Tuesday, March 15, 2016

More on Coiba's fauna

If you only watch endemic birds during your visit to Coiba Island, off-shore central Panama, then you did it wrong.  Coiba is such an amazing place... rich in wildlife, most of it quite distinctive, reason why it is a national park including the surrounding waters, (rich in wildlife as well).  First of all, the boat ride from mainland is usually enriched with sightings of pelagic birds, whales and dolphins.  One of the most regular species is the Pantropical Spotted Dolphin... we found a pod of these graceful swimmers close to mainland.
Pantropical Spotted Dolphins
As its name suggests, they are widespread in tropic oceans; however, the next species is unique to Coiba.  It is pretty common and used to visitors around the rangers headquarters... in fact, I took the next photography right by the dinner hall.  As many other "endemics", this one looks rather similar to a mainland species; however, the Coiban Agouti differs in some skeletal (craneal) parameters.
Coiban Agouti
During my short visit to Coiba Island a couple of weeks ago, I managed to see many endemic subspecies of birds and mammals, including the agouti.  Curiously, the only mammal we actually targeted in this trip was not seen... but at least we heard it (or them) a couple of times.  For example, one of them vocalized at the beginning of this sound file recorded in Los Monos trail.
Did you hear it?  Listen carefully... just some howls at the very beginning.  Sometimes regarded as a good species, the Coiba Howler Monkey is most often considered a subspecies of the Mantled Howler Monkey.  When treated as full species, usually includes the Azuero Howler Monkey that is restricted (as its name suggest) to the Azuero Peninsula in central Panama... you can check some photos of this howler in this post.  Now another question.  Did you recognize the song in the sound file?  It was a White-throated Thrush, also represented by an endemic subspecies in Coiba.

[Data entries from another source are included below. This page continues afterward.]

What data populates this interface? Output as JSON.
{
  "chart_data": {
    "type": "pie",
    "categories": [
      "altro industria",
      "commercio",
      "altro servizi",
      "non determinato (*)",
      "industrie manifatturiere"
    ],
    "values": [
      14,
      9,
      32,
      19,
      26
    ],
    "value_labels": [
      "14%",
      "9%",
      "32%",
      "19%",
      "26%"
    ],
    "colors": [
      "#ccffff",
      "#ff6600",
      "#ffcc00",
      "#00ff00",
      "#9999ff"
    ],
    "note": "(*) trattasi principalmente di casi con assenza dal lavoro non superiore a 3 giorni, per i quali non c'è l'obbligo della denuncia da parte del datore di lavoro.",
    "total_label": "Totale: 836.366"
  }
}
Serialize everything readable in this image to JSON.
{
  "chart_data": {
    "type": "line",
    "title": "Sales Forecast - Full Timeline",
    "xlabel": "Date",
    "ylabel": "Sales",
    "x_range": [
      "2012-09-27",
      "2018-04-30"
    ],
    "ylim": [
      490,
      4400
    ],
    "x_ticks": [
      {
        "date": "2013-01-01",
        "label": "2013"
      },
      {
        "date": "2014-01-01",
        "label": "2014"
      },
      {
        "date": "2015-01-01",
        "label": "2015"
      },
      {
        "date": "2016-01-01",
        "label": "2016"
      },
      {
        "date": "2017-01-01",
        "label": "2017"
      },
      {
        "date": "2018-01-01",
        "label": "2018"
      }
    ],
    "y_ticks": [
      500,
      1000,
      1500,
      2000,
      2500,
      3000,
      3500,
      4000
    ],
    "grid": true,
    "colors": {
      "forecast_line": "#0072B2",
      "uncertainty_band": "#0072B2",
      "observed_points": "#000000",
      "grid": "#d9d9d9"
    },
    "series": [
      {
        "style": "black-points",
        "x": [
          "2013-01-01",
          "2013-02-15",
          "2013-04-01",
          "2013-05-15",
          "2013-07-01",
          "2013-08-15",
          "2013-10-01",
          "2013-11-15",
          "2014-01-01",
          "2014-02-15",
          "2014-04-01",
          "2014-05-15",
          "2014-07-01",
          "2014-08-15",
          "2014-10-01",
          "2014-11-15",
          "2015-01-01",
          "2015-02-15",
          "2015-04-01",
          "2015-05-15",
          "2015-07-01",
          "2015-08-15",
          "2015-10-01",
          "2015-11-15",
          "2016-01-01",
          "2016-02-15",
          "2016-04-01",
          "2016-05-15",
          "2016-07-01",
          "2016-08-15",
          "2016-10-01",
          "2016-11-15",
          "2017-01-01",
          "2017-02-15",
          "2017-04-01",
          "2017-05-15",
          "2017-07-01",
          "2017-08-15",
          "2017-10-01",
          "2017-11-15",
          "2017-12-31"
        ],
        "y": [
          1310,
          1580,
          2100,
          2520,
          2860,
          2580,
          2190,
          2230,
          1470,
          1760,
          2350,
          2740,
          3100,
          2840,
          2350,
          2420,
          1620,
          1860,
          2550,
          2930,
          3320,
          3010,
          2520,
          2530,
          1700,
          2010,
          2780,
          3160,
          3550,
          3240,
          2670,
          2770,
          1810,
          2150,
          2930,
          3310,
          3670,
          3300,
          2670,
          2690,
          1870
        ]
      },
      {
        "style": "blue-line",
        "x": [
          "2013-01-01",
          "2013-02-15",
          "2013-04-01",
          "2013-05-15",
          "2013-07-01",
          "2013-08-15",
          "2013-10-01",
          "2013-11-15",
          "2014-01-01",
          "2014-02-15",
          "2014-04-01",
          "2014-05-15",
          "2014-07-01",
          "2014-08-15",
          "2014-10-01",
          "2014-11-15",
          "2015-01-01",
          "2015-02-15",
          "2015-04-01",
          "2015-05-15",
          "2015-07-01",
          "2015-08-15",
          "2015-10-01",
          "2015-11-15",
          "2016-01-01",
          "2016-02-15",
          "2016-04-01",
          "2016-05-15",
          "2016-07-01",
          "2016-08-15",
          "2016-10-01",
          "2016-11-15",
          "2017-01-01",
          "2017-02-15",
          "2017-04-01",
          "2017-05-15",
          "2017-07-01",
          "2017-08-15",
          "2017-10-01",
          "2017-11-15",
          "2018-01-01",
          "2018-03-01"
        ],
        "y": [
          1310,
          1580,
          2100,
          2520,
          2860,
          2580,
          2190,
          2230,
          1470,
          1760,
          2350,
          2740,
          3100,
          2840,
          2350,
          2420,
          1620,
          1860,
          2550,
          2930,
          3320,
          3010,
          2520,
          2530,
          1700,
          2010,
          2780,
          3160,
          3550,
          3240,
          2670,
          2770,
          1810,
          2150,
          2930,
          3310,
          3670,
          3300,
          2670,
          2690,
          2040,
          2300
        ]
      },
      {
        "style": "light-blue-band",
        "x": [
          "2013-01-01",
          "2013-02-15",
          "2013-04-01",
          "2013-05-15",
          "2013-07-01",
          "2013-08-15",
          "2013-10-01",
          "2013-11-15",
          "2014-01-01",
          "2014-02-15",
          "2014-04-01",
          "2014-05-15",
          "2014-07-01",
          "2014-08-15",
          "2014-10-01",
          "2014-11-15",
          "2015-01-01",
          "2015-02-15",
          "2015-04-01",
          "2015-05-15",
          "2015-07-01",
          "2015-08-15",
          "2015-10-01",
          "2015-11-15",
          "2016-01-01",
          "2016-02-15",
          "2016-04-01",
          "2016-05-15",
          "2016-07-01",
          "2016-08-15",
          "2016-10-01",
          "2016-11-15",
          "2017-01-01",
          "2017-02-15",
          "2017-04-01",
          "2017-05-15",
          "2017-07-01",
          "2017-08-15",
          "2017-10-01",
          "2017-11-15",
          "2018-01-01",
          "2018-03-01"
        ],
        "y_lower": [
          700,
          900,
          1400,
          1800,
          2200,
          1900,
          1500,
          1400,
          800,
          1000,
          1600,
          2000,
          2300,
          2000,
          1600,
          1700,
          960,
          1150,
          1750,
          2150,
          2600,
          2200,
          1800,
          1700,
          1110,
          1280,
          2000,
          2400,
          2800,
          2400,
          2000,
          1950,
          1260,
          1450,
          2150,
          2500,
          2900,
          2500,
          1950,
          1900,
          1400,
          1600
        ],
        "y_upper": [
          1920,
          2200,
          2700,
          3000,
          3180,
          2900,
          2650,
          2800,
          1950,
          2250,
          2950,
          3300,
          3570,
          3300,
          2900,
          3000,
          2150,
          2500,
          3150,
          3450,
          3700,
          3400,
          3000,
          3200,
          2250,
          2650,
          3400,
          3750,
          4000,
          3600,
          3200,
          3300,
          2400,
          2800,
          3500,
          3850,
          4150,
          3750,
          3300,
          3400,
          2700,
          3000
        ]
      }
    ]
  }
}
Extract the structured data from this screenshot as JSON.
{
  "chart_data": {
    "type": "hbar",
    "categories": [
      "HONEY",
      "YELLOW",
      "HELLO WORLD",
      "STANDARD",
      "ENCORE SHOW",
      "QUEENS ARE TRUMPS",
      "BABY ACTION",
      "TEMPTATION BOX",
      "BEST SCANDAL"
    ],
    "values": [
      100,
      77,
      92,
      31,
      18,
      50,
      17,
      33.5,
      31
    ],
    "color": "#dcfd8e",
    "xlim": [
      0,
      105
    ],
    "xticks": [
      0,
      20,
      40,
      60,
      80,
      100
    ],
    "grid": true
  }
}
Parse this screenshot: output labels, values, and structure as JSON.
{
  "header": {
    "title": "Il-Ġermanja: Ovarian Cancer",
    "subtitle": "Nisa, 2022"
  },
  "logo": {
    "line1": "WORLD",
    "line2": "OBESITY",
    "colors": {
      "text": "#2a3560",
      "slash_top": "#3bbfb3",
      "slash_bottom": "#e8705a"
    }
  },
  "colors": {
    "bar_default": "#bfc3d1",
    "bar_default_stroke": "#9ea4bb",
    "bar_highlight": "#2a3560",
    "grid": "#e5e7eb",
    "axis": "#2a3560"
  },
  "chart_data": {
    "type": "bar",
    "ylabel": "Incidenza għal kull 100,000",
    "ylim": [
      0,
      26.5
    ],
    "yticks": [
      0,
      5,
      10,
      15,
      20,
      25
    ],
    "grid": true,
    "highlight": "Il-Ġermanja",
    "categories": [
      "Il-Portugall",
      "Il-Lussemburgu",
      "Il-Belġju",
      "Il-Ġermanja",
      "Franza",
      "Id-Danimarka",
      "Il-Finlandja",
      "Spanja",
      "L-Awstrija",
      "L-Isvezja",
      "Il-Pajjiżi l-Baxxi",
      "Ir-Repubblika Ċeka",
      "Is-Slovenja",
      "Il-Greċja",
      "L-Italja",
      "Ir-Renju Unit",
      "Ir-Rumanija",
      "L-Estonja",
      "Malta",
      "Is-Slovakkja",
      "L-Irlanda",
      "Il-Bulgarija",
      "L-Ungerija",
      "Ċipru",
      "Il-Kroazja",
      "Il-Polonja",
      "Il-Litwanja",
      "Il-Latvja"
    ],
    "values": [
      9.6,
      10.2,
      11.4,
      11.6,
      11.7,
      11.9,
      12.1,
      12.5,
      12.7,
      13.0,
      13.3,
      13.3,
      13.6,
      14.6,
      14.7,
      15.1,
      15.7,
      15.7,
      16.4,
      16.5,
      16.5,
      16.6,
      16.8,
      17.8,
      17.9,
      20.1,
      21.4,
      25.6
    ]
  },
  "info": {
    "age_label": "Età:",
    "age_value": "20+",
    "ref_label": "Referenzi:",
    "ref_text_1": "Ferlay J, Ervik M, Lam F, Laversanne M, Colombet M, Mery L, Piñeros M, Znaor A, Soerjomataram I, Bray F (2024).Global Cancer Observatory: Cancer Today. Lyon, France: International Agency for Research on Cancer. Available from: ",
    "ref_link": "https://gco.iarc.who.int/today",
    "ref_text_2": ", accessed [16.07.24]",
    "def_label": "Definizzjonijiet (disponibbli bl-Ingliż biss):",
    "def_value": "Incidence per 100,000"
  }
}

The howlers were not the only primates recorded in the trip, we also saw a troop of White-faced Capuchins patrolling the beach near the rangers headquarters.  A lonely Bare-throated Tiger-Heron didn't pay too much attention to them, but they were the main starts during our departure of the island.
White-faced Capuchins (Coiba Island) 
White-faced Capuchin and Bare-throated Tiger-Heron
There are many endemic forms of animals and plants in the island... too many to list.  During a previous visit to the island I also saw the endemic subspecies of White-tailed Deer very close to the rangers headquarters... I managed a photo with a point-and-shoot camera... it is the smallest form of this widespread species.
tiny White-tailed Deer, ssp. rothschildi (Coiba Island)
Well, after all it was a great trip... birds, mammals and I not even mention ALL the lifers I got underwater while snorkeling with Kees at the coral reef in Granito de Oro Island... just another world!